[NoSQL] Introduction to MongoDB(1)

2 minute read


MongoDB

  • Mongoclient.my_database.my_collection - access database & collection
  • .count_documents() - count documents in collection
  • .list_database_names() & .list_collection_names() - list database/collection names
  • .find_one() - retrieve a single document
  • .keys() - return keys(field names)
  • {[criteria]} - filter data
  • Substructure - reach substructure using dot(.)

import sys
# install pymongo
!conda install --yes --prefix {sys.prefix} pymongo
#dataset

import requests
from pymongo import MongoClient

# Connecting to MognoDB (default connection is "localhost")
client = MongoClient(
    username="root",
    password="1234"
)
# Crate "nobel" local database
db = client["nobel"]

# create collection & insert data
for collection_name in ["prizes", "laureates"]:
    # collect data from API
    response = requests.get("http://api.nobelprize.org/v1/{}.json".format(collection_name[:-1]))
    # convert the data to json
    documents = response.json()[collection_name]
    # Insert documents into collection
    db[collection_name].insert_many(documents)
# connect mongoDB
from pymongo import MongoClient
client = MongoClient(
    username="root",
    password="1234"
)

.count_documents()

  • always need filter
filter = {}
print(client.nobel.prizes.count_documents(filter))
print(client.nobel.laureates.count_documents(filter))
658
968

.list_database_names() & .list_collection_names()

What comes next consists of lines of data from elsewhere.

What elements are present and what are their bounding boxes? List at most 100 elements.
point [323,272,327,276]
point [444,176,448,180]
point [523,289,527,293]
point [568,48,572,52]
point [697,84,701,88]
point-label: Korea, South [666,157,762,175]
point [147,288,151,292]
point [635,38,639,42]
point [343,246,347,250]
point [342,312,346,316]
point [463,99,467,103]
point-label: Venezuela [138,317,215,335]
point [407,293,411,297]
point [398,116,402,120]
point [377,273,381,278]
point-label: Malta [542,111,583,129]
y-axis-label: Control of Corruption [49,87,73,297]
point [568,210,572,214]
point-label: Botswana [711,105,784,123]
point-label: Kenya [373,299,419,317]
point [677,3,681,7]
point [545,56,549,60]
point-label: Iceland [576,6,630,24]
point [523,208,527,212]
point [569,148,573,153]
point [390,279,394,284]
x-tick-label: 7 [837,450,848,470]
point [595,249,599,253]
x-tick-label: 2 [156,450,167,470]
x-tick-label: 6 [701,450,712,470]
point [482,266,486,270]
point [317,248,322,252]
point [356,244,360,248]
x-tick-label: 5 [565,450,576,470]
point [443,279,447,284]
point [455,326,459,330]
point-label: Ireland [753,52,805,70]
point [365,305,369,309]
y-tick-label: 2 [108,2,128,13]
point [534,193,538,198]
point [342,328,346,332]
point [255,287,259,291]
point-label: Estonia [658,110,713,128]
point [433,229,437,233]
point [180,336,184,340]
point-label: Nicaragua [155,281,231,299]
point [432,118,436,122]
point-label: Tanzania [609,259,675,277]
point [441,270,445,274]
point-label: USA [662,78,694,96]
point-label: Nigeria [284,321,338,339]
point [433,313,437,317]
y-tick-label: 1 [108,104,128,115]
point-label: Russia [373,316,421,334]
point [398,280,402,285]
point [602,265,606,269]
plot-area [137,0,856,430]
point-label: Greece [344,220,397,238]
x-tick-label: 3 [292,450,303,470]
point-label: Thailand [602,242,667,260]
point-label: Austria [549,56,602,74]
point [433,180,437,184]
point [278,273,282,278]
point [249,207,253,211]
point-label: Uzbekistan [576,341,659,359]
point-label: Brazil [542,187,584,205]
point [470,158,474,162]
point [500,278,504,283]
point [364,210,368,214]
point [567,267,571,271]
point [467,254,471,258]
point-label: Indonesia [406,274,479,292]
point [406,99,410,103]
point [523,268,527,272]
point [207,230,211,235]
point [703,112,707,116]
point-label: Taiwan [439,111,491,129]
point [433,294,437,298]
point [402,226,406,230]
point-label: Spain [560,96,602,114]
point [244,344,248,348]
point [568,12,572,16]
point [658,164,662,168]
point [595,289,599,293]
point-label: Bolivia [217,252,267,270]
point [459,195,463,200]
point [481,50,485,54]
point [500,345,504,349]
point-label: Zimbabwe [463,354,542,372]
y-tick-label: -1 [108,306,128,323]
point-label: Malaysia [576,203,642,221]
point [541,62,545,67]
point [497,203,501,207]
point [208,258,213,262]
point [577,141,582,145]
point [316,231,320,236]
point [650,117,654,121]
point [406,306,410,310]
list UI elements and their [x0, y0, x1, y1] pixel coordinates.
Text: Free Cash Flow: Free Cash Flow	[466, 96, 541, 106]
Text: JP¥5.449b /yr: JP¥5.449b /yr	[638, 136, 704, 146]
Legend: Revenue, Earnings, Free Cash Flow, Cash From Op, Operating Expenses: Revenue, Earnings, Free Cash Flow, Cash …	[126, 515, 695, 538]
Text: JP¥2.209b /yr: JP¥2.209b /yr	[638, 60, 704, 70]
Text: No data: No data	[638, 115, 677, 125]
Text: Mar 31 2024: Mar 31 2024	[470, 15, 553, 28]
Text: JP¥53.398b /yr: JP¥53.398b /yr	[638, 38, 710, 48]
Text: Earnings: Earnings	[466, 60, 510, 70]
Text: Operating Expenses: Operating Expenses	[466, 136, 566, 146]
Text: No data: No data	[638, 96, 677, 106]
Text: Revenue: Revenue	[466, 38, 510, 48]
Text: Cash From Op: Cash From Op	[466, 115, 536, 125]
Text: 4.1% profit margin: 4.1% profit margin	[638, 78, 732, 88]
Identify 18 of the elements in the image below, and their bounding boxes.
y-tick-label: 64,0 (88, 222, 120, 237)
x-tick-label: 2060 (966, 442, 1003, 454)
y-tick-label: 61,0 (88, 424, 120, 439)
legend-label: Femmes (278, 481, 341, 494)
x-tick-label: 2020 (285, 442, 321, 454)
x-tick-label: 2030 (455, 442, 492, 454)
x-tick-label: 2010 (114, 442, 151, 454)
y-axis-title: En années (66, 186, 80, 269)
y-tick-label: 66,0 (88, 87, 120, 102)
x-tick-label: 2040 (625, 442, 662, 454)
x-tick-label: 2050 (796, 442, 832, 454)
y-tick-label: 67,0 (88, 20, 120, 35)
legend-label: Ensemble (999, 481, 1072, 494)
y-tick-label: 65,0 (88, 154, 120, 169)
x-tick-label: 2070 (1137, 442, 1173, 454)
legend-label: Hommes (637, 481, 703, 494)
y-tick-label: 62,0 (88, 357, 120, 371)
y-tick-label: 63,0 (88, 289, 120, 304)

print(client.list_database_names())
print(client.nobel.list_collection_names())
['admin', 'config', 'local', 'nobel', 'testDB']
['prizes', 'laureates']

.find_one() & .keys()

  • convenient to use when keys are saved as a list
db = client.nobel
prize = db.prizes.find_one()
print(prize)
prize_fields = list(prize.keys())
print(prize_fields)
{'_id': ObjectId('61e62ed9f373e66efa5b9694'), 'year': '2021', 'category': 'chemistry', 'laureates': [{'id': '1002', 'firstname': 'Benjamin', 'surname': 'List', 'motivation': '"for the development of asymmetric organocatalysis"', 'share': '2'}, {'id': '1003', 'firstname': 'David', 'surname': 'MacMillan', 'motivation': '"for the development of asymmetric organocatalysis"', 'share': '2'}]}
['_id', 'year', 'category', 'laureates']

{}

  • filter data
    • $in
    • $ne - not equal to
    • $exists
# filter criterion for Germany-born laureates who died in the USA and with the first name "Albert"
criteria = {"diedCountry": "USA", 
            "bornCountry": "Germany",
            "firstname": "Albert"}
# result
db.laureates.count_documents(criteria)
1
# filter criterion for laureates born in the USA, Canada, or Mexico
criteria = { "bornCountry": 
                { "$in": ["Canada", "Mexico", "USA"]}
             }
# result
db.laureates.count_documents(criteria)
305
# filter criterion for laureates who died in the USA and were not born there
criteria = { "diedCountry": "USA",
               "bornCountry": { "$ne": "USA"}, 
             }
# result
db.laureates.count_documents(criteria)
73
# filter for documents without a "born" field
criteria = {"born": {"$exists": False}}

# result
db.laureates.count_documents(criteria)
2

Substructure

  • can reach substructure using dot(.)
# one example of document
db.laureates.find_one()
{'_id': ObjectId('61e62ed9f373e66efa5b9926'),
 'id': '1',
 'firstname': 'Wilhelm Conrad',
 'surname': 'Röntgen',
 'born': '1845-03-27',
 'died': '1923-02-10',
 'bornCountry': 'Prussia (now Germany)',
 'bornCountryCode': 'DE',
 'bornCity': 'Lennep (now Remscheid)',
 'diedCountry': 'Germany',
 'diedCountryCode': 'DE',
 'diedCity': 'Munich',
 'gender': 'male',
 'prizes': [{'year': '1901',
   'category': 'physics',
   'share': '1',
   'motivation': '"in recognition of the extraordinary services he has rendered by the discovery of the remarkable rays subsequently named after him"',
   'affiliations': [{'name': 'Munich University',
     'city': 'Munich',
     'country': 'Germany'}]}]}
# Filter laureates born in Austria with non-Austria prize affiliation
criteria = {"bornCountry": "Austria", 
            "prizes.affiliations.country": {"$ne": "Austria"}}
# result
db.laureates.count_documents(criteria)
11
# filter for laureates with at least 3 elements in "prizes" array
# javascript 처럼 array.[number]로 array 내의 값을 가져올 수 있음
criteria = {"prizes.2": {"$exists": True}}

# result
db.laureates.count_documents(criteria)
1